Be sure to water at least every other day until the seeds germinate. Mulch as soon as the seedlings are large enough, and water the bed thoroughly two to three times a week, as needed, until the plants are well established.
You will generally begin harvesting beans about two months after sowing and continue picking over a long period. Harvest when the beans are smaller than the diameter of a pencil, before the seeds have filled out inside and when the pods still snap when bent — generally when about 12 to 18 inches long. You may need to harvest daily because continuous picking keeps the plants producing. The plants will stop producing if beans are left to mature.
Like snap beans, they are snapped into 1-to-2-inch pieces just before cooking. They can also be snapped, blanched and frozen for longer storage.
Some people think the flavor of cooked yardlong beans is similar to asparagus. They do have a denser texture than snap beans and a more intense “bean” flavor. They are a delicious substitute for snap beans when temperatures are too high for snap beans to thrive. Their texture and flavor hold up well when stir-fried or steamed.
If the beans are left to mature on the vine, the pods will reach lengths up to 3 feet, and the seeds can be shelled out and cooked as other Southern peas.
Yardlong beans make a great addition to a kid’s garden during the summer. Children love the long beans that may grow to be almost as long as the child is tall. Grow yardlong beans on a tripod of poles, and the young gardener can crawl inside the “teepee,” using it as a shady retreat from the heat.
A variety of other vegetables thrive in the hot summer garden. You could hardly have a Southern garden without okra. Plant seeds now into well-prepared beds spacing the seeds 4 to 6 inches apart and thin to a 12-inch spacing when they come up. Harvest the pods frequently while they are small and tender.

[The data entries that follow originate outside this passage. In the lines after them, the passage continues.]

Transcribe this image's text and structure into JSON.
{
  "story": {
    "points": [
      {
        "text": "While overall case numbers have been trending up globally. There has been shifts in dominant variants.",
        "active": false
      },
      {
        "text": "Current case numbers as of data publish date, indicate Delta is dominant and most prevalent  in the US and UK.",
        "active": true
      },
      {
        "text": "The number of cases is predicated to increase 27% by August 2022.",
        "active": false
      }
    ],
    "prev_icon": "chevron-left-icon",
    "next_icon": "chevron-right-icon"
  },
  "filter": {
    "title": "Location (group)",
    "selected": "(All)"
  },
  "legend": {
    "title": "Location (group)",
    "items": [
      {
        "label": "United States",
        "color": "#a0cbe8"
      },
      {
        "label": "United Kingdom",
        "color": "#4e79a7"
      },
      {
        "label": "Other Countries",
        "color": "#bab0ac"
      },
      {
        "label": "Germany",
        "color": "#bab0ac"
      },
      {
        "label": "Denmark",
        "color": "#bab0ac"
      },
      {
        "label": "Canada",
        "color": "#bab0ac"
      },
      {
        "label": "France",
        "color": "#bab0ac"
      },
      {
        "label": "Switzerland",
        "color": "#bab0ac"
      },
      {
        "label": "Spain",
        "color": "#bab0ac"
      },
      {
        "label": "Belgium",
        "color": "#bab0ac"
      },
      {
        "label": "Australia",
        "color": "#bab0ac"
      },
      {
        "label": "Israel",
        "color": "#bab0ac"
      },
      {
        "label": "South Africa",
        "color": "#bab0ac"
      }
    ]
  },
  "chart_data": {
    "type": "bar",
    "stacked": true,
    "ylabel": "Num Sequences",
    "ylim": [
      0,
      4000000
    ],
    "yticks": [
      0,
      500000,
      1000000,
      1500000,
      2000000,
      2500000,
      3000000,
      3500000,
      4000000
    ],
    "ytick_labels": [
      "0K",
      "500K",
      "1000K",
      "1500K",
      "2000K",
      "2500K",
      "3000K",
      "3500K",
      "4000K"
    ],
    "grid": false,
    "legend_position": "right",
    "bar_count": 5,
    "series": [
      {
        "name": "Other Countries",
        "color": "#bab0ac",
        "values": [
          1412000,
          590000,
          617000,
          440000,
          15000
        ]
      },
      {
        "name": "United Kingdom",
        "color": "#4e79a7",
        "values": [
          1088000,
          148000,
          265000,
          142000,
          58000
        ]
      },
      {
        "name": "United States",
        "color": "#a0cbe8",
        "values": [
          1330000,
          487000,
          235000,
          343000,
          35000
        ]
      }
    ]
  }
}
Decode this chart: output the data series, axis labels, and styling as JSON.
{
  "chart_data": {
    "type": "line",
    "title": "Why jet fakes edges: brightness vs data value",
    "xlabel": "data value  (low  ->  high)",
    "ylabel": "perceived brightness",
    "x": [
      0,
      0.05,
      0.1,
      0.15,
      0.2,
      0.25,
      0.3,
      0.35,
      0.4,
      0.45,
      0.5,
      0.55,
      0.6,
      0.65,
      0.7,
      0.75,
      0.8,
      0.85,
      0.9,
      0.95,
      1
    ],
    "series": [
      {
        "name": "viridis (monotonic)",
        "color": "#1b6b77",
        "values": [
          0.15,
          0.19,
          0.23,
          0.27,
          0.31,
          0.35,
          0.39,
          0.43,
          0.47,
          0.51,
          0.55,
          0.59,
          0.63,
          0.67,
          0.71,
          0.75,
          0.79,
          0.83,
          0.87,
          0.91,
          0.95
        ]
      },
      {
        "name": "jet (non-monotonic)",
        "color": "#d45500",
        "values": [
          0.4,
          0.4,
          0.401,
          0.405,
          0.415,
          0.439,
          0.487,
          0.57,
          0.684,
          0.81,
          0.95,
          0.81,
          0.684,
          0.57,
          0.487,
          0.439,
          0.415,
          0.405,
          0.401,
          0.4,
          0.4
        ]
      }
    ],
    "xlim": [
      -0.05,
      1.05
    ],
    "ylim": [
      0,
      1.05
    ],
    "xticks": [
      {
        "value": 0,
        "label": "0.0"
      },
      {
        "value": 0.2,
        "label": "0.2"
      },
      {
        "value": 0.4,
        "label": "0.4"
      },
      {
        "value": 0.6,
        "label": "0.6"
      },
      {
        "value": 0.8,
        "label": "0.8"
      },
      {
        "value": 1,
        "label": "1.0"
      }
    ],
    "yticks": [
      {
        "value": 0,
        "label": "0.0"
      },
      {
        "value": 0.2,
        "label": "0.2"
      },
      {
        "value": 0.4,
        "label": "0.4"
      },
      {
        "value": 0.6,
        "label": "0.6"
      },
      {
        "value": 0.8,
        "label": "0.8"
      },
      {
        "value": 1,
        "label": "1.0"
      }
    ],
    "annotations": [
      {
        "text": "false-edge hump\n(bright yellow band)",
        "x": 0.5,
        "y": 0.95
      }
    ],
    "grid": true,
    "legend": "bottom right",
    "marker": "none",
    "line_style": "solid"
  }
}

Southern peas are easy, productive and delicious. Excellent varieties include Mississippi Silver, Purple Hull, Whippoorwill, Black-eyed and Elite. They grow on short vines and do not require trellises.
Members of the cucumber family that can be planted now include cantaloupe, cassabanana, cucuzza, luffa, mirliton (plant sprouted fruit), pumpkin and watermelon. Although squash and cucumbers can be planted now, production is difficult during midsummer due to pest problems.
Other vegetables that can be planted now are amaranth, collards, eggplant (the long, skinny oriental types are more productive in heat), Jerusalem artichokes, Malabar spinach, New Zealand spinach, peanuts, hot peppers, sweet peppers (banana and gypsy are more productive than bell peppers in summer heat), sweet potato (rooted slips), Swiss chard, tomatillo and tomato (heat-tolerant types such as Heatwave, Solar Set and Sunleaper).